INTRODUCTION: Liver fibrosis stimulates the abnormal wound repair response of chronic tissue damage, leading to the emergence of many chronic liver diseases such as cirrhosis. In addition, this process is characterized by excessive accumulation of extracellular matrix (ECM) components. The activation of silent hepatic stellate cells (HSCs) in liver fibrosis leads to the release of more ECM. HOX transcript antisense RNA (HOTAIR) is a long non-coding RNAs (lncRNAs) that are overexpressed in numerous types of cancer and are also associated with a number of various fibrosis processes. Recent studies have shown that lncRNAs are important in epigenetic modification. In our study, we aimed to evaluate the effect of the epigenetic drugs suberoylanilide hydroxamic acid (SAHA) and 3-deazaneplanocin A (DZNep) on HOTAIR expression in HSC line (LX2).

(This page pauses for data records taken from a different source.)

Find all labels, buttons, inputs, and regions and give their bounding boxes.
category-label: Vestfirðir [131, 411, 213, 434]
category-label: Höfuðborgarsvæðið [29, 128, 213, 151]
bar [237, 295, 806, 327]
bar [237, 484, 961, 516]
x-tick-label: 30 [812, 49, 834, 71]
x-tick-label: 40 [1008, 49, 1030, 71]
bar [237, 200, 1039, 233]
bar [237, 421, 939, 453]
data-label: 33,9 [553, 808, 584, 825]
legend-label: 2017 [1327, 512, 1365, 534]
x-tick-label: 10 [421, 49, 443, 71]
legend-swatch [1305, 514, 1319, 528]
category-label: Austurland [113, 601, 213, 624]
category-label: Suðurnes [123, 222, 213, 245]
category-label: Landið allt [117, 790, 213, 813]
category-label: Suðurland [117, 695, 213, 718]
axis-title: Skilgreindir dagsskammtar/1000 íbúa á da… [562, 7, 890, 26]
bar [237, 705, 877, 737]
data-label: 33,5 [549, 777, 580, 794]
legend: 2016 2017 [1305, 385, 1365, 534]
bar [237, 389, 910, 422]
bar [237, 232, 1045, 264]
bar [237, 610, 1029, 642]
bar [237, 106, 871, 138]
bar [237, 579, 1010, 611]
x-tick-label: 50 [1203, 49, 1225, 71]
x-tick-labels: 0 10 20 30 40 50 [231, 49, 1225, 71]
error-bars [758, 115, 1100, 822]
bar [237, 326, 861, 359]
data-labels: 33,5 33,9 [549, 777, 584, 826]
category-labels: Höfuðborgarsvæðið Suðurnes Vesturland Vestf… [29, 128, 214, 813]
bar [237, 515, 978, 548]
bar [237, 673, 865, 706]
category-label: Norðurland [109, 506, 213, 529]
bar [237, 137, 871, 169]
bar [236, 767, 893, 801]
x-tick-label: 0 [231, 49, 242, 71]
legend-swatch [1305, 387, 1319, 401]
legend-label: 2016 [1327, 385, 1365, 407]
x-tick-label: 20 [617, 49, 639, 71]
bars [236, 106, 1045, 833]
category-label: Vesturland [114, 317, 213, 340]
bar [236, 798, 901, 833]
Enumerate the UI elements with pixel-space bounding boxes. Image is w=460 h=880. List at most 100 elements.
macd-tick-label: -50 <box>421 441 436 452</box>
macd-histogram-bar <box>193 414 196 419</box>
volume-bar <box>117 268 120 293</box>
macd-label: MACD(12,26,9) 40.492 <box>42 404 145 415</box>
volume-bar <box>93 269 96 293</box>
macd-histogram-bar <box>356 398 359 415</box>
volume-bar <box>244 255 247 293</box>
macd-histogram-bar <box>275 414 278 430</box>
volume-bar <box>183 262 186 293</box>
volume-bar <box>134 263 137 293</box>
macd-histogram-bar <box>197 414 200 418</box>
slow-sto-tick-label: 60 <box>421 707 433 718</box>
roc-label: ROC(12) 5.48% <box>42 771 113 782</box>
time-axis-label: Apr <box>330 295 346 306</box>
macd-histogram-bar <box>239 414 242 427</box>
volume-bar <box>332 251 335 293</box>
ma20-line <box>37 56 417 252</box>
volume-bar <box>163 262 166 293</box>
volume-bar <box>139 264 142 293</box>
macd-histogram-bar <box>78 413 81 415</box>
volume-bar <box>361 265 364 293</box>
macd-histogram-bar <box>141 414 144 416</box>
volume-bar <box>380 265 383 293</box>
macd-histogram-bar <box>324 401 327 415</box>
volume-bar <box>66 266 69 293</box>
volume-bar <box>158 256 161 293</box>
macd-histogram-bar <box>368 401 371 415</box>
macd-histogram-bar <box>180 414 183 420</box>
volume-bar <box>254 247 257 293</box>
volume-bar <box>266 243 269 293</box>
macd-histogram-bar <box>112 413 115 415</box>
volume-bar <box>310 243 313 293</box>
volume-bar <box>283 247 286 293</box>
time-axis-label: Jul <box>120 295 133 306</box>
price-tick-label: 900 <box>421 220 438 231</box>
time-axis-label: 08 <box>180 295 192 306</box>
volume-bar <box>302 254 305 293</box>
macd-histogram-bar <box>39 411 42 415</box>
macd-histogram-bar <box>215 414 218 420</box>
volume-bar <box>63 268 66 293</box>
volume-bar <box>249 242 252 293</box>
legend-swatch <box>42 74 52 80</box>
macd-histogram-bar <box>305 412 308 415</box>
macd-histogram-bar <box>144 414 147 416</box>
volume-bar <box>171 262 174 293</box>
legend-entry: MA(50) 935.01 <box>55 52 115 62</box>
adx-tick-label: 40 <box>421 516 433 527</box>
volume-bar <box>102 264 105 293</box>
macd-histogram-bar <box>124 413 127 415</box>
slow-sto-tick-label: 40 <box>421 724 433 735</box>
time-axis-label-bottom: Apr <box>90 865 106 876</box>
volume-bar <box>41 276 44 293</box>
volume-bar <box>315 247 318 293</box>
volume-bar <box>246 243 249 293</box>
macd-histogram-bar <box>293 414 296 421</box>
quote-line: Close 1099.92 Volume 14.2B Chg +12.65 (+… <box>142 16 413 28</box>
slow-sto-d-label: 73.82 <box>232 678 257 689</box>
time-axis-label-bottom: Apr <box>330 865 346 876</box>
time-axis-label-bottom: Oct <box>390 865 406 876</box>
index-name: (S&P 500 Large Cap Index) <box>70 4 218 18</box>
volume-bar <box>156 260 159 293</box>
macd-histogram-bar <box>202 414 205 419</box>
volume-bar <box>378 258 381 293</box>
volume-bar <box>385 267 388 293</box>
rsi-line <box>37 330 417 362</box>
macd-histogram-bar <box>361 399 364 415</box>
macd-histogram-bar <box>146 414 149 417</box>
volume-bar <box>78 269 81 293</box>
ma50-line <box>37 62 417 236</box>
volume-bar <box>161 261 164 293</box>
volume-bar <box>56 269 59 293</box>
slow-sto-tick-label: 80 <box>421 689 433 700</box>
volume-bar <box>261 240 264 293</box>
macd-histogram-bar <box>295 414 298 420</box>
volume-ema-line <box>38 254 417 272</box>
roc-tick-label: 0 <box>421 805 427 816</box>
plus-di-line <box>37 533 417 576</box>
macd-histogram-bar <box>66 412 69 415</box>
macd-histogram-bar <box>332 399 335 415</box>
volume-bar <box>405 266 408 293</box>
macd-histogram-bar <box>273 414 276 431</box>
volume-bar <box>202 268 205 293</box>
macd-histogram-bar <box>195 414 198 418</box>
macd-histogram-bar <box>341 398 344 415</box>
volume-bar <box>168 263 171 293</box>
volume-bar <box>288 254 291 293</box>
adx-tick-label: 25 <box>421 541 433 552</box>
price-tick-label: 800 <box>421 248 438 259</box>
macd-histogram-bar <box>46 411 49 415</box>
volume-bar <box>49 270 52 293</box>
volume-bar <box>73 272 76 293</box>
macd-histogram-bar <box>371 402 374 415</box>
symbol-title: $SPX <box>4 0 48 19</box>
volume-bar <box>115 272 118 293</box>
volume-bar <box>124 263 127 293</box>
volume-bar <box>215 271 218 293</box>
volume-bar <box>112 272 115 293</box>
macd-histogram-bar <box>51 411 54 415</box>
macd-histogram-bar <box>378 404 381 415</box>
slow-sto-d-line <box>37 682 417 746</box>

METHODS: LX2 cells were scraped with TRIzol using a scraper and total RNAs were taken into ependorphs. After cDNA synthesis from RNA was obtained with the appropriate kit, cDNAs were amplified with FAM-labeled primer probes specific to the mRNA sequence of the genes HOTAIR expression levels which were calculated 2(-ΔΔ)(CT) method and GAPDH was used for control gene.
RESULTS: Both SAHA and DZNep statistically decreased HOTAIR gene levels in LX2 cells (p<0.001; p<0.001, respectively).
DISCUSSION AND CONCLUSION: Due to the fact that both DZNep and SAHA reduced HOTAIR expression, it can be thought that the combined use of both drugs synergistically could be an important approach in preventing hepatic fibrosis. However, further mechanisms related to HOTAIR inhibition should be investigated in hepatic fibrosis.